But Arthur Koestler was invariably more well traveled evidently...
No other writer of the 20th century had Arthur Koestler’s knack for doing odd things, crossing paths with important people and being present when disaster struck. As a 27-year-old Communist he spent the famine winter of 1932-33 in Kharkov, amid millions of starving Ukrainians. Rushing southward through France ahead of the invading Nazi armies in 1940, he ran into the philosopher Walter Benjamin, who shared with him half the morphine tablets Benjamin would use, weeks later, to commit suicide. The Harvard drug guru Timothy Leary gave Koestler psilocybin in the mid-1960s, and Margaret Thatcher solicited his advice in her 1979 election campaign. Simone de Beauvoir slept with him but came to hate him, and in a fictional portrait described a blazing intelligence and a personality capable of sweeping people off their feet...
Koestler was in Málaga when it fell to Franco in 1937. He was thrown in jail, where on some nights dozens of his fellow inmates were marched away to execution. Because his interrogators did not know he was an actual Communist, it was possible for the Party to secure his release through its front groups. Scammell is masterly on the role of these organizations, putatively just “antifascist” but run by steering committees taking orders from Moscow. They drummed up the campaign, a novelty at the time, for Koestler’s release, turning him into a European celebrity.
Despite all that, it turns out Koestler was pretty much as much of a crackpot as Wilber.
...In the mid-1950s Koestler fell out of love with international politics. He refused to make a public show of support for either the Hungarian uprising of 1956 or Israel in the 1967 war. It was now science that fascinated him. No previous biographer has been able to pivot with Koestler at this point, but Scammell, a first-class paraphraser, is up to the task. Some of Koestler’s late work is impressive: “The Sleepwalkers” is an account of the pioneers of modern astronomy that Thomas Kuhn credited with having anticipated the ideas in his classic, “The Structure of Scientific Revolutions.” But there is a consistent note of autodidactic crankiness, too. Koestler’s enthusiasms included Lamarckian evolution, telepathy and ESP, a theory of creation that we would call intelligent design, levitation and the belief — laid out in his late book “The Thirteenth Tribe” — that Ashkenazi Jews are descended from the Khazars of the North Caucasus.

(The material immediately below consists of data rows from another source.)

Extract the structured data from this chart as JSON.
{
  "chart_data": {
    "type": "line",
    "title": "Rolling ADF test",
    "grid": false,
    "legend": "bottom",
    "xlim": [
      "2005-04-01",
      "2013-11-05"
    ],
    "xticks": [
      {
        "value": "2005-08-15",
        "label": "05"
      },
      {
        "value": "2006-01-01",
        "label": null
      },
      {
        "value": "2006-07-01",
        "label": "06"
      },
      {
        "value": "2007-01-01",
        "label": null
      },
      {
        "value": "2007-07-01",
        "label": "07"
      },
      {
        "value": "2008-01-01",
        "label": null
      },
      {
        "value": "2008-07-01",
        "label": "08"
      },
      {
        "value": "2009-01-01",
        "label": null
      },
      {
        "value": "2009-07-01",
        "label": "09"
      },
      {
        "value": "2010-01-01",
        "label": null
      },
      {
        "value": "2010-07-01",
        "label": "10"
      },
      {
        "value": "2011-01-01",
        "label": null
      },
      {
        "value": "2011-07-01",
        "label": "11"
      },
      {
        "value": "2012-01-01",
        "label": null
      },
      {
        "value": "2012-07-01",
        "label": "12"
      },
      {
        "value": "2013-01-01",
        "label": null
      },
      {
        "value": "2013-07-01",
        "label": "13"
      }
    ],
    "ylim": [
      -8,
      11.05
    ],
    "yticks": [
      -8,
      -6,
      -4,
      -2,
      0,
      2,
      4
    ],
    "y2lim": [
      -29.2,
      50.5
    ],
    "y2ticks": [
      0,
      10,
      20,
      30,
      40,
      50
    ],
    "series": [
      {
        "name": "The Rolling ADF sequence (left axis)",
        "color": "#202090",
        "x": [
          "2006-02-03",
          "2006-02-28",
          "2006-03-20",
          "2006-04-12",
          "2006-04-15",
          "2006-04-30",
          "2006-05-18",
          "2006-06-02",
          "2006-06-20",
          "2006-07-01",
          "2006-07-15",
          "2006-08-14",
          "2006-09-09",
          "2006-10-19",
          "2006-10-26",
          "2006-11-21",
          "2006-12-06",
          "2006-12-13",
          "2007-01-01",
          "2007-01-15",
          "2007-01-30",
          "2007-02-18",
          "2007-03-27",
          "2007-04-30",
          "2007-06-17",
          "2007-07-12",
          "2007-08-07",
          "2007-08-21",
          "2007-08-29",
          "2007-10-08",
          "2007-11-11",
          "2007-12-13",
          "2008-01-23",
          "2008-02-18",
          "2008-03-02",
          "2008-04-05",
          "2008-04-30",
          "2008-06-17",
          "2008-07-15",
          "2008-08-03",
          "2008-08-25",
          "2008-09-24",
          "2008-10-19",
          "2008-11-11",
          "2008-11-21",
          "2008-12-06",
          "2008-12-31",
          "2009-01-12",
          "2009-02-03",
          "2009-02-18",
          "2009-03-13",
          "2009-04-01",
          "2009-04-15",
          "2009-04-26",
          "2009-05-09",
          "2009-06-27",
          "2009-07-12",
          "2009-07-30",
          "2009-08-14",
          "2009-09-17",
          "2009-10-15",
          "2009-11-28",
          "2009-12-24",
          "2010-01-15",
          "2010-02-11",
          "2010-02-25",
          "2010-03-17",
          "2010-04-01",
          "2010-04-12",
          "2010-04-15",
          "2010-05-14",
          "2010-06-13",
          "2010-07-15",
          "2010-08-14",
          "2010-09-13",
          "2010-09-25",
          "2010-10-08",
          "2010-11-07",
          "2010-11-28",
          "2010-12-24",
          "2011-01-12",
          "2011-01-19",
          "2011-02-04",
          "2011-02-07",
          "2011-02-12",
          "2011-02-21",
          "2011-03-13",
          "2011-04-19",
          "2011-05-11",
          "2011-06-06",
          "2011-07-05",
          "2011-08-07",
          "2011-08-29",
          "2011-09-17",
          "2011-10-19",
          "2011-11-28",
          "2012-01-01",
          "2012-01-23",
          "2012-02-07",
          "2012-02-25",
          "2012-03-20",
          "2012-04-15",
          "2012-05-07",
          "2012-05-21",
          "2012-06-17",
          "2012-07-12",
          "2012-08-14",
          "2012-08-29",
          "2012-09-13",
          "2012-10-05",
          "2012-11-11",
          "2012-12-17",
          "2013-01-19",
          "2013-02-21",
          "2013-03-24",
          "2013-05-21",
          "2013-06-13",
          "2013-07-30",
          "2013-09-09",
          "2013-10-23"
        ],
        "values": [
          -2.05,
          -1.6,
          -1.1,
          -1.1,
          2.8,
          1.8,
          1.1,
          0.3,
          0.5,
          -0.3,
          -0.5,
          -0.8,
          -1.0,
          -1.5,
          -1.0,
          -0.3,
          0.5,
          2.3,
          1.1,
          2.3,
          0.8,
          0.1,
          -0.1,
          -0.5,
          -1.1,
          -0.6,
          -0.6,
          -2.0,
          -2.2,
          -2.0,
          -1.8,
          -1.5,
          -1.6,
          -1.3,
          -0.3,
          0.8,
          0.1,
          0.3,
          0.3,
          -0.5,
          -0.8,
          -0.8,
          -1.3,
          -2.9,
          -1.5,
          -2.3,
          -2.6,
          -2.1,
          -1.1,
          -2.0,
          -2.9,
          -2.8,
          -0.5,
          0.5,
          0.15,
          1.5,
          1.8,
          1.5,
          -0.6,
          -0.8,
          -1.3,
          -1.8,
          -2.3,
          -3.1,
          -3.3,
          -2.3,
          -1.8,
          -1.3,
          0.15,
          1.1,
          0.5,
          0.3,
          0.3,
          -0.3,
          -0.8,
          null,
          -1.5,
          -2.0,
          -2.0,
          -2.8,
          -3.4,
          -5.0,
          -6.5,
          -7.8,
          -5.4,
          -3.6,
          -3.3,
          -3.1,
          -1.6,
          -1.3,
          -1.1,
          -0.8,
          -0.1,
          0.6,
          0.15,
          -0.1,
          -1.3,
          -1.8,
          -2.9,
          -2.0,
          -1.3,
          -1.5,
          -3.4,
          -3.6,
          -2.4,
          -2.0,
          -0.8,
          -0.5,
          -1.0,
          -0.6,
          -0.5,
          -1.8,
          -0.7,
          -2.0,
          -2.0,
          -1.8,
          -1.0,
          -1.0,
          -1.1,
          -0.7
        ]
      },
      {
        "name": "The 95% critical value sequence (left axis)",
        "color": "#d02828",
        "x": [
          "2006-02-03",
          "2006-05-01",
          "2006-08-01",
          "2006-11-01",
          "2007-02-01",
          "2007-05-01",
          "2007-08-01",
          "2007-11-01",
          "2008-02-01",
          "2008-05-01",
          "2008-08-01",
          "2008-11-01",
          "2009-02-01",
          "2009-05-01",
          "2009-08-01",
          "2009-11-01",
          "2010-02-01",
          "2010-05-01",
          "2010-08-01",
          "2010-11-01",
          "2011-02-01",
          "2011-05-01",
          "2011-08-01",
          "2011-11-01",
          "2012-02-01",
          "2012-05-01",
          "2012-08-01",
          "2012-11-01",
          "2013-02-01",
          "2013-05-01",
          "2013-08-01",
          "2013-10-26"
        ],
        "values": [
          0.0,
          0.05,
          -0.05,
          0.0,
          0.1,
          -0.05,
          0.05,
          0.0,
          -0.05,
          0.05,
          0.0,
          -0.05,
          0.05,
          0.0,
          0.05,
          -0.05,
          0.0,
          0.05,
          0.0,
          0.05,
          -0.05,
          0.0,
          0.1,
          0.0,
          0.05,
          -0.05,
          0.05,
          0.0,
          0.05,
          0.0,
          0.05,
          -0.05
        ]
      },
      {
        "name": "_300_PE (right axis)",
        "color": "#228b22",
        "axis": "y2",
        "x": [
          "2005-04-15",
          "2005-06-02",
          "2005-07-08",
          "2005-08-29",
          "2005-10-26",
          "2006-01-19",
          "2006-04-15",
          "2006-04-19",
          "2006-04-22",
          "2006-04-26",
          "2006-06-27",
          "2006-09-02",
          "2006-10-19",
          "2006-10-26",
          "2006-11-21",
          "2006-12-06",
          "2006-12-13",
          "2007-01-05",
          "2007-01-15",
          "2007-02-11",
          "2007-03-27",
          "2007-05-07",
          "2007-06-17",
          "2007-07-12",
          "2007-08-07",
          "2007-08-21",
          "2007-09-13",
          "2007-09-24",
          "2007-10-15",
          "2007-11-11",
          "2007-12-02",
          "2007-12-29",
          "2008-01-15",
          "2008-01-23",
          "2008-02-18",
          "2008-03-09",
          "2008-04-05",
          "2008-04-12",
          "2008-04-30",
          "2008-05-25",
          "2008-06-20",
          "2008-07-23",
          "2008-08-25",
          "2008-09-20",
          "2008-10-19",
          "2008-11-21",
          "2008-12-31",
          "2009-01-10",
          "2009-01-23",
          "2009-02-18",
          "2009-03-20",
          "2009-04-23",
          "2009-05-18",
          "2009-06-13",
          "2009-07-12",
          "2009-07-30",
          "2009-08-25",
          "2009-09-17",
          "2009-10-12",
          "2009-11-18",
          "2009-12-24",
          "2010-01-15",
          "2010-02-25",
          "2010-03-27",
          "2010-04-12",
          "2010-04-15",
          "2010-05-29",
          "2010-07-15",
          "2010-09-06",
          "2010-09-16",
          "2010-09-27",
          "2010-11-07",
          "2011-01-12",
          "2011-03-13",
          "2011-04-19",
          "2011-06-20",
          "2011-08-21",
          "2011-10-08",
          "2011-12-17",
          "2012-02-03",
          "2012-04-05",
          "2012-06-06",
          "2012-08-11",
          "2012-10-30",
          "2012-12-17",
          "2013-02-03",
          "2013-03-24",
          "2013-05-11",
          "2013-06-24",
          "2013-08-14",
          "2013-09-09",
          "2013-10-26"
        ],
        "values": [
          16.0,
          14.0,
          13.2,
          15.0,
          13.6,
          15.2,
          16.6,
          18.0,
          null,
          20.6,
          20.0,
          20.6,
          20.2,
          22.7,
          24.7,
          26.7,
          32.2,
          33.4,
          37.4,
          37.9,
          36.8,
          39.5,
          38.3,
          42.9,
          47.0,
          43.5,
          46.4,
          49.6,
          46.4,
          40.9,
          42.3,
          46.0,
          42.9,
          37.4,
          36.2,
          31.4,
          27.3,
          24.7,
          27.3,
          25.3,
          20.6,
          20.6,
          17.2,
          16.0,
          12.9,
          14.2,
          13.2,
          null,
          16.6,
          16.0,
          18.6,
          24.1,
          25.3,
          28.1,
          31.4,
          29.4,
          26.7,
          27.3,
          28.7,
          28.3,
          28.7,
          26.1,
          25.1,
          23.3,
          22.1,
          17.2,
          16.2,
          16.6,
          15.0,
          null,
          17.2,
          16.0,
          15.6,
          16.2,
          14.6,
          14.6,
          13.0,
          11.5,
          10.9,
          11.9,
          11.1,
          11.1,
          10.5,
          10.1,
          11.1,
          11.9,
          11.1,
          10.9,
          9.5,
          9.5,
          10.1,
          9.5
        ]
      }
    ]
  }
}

But the Koestler he depicts is consistently repugnant — humorless, megalomaniac, violent. Like many people concerned about “humanity,” he was contemptuous of actual humans. He ignored and snubbed his mother (who had pawned her last diamond to pay for his passage to Palestine), and he rebuffed every attempt to arrange a meeting between him and his illegitimate daughter. What made him such a creep? Perhaps alcohol — Koestler threw tables in restaurants and was arrested for drunken driving on many occasions. Perhaps insecurity — he was tormented by his shortness (barely 5 feet 6 inches) and used to stand on tippy-toe at cocktail parties. “We all have inferiority complexes of various sizes,” Koestler’s Communist editor Otto Katz once told him. “But yours isn’t a complex — it’s a cathedral.”
It's really important to practice humility and kindness and mindfulness, because otherwise this might be the result. At least that's what I feel after reading this stuff.